Highlights From the First Women’s March of the Decade

For the fourth consecutive year, people across the country came together in support of women’s rights and joined forces to bring pertinent issues to the forefront. Being an election year, I knew the 2020 Women’s March in D.C. was bound to be something special.

Just a few months ago, I was texting a good friend of mine who goes to school in Maryland about the march, half-joking about visiting her so we could go to the march together. Almost immediately, I realized it was not a joke at all, seeing that attending the march in D.C. has been a dream of mine for years. The next thing I knew, I was looking into flights and planning out my stay. Since then, I have made it a personal goal to make my dreams and aspirations a reality. So many of us talk about traveling the world and doing other ambitious things, but none of them will ever happen unless we take action to see them through.

This message is one that I see reflected in the mission and end goal of the Women’s March. Rather than sitting back and letting our country regress, people from all over raised their voices and helped make the biggest statement of all: We will not stop fighting until equal rights are the norm and this country is a safe and welcoming place for all. While some may argue that the march does not make an immediate impact within the government and its legislation, it makes waves in countless other ways.

The Women’s March is a unifying event in which people from all walks of life come together to ensure that the future of this country is better and brighter than our present. It’s an event riddled with passion, outrage, love and hope. Being around so many people who have the same goal and will stop at nothing to see that it comes to light was awe-inspiring.

This march was different than the pictures I had seen and stories I had been told from other marches, though. The entire event had an air of defiance to it as if we were all on the same page about what our future would hold. Some anti-abortion protestors were yelling and holding large banners toward the beginning of the march, but they were quickly drowned out by the chanting of “my body, my choice.” At the march, any negativity quickly dissipated. The energy was electric and looking around to admire all of the creative and meaningful signs that others had made was one of the best parts. My friends and I were stopped many times by people who wanted photos of us with our signs, and we were also asked to be interviewed for a newscast.

One of the things that I noticed upon arrival at Freedom Plaza in Washington, D.C. was the overlap between many human rights issues prevalent in signs and chants. People did not hold back when it came to expressing their thoughts about which issues must be addressed, and this was one of my favorite things about the event. Many signs were political, with people stating their support for presidential candidates. “Women with Warren” signs were the most common, with some in favor of other democratic candidates in the mix. A common theme, as has been the case at every march since 2017, has been the removal of President Trump from office. Nearly every other sign was related to impeachment, voting him out and the upcoming election in general. Children held signs stating the years when they’d be able to run for president, promising that women will stop at nothing to ensure their voices are heard and respected.

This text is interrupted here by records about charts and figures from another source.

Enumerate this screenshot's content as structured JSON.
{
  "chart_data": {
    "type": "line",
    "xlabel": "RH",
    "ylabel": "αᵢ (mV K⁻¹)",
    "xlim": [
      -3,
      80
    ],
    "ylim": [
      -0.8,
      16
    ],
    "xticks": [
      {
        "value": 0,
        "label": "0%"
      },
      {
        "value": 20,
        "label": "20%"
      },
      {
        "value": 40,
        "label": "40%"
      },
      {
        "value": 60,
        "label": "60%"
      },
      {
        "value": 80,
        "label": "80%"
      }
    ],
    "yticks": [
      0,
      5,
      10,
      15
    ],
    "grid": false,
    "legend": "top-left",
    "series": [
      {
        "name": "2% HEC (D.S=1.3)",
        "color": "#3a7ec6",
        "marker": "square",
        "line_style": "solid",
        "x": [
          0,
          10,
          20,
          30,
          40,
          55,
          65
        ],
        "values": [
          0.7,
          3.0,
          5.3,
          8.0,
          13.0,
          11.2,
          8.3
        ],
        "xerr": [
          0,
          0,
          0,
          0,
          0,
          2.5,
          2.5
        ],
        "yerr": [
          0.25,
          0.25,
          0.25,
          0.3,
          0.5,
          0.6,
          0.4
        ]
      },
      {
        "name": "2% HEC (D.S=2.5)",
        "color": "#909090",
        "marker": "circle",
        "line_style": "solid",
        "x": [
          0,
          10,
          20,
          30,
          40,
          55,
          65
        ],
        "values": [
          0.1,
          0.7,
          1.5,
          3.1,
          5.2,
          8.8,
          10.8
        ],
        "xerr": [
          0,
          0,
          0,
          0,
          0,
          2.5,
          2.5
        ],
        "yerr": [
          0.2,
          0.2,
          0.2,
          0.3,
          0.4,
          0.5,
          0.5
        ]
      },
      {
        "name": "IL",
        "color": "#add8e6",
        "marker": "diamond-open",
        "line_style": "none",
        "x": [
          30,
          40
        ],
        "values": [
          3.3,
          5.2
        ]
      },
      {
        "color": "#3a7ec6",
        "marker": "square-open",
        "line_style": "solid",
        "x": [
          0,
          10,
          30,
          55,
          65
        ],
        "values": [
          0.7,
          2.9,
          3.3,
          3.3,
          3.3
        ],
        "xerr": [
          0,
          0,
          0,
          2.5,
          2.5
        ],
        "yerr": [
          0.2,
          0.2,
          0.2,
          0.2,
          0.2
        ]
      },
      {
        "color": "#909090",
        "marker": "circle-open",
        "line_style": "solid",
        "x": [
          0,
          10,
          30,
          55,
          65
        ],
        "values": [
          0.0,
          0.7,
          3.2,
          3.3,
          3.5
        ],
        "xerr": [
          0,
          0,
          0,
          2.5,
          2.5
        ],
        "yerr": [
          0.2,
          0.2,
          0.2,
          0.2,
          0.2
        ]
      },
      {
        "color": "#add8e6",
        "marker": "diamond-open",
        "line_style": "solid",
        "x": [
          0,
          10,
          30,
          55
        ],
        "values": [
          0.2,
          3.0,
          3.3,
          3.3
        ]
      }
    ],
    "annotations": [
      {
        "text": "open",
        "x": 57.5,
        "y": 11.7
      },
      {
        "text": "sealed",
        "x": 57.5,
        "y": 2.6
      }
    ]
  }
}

Climate activism was another theme that was prevalent among people’s signs. In the midst of a climate crisis, the overlap between human rights and the environment has never been more important. Seeing others recognize the need to pay attention to the crisis at an event that is not directly related to the environment was refreshing, and I am positive that this energy will carry over into all areas of activism and remain one of the most important topics when it comes to supporting political candidates.

One of the more somber aspects of the march is that we are having to fight for equal rights in 2020. Some women held signs saying that they’ve been doing this for far too long, and it’s true. My friends and I were talking about how we’re excited about next year’s march, but then gave that a second thought; we truly hope that we don’t have to march for much longer. It is my hope for this decade that we can reach a point where there is no longer a need to come together and fight for basic human rights.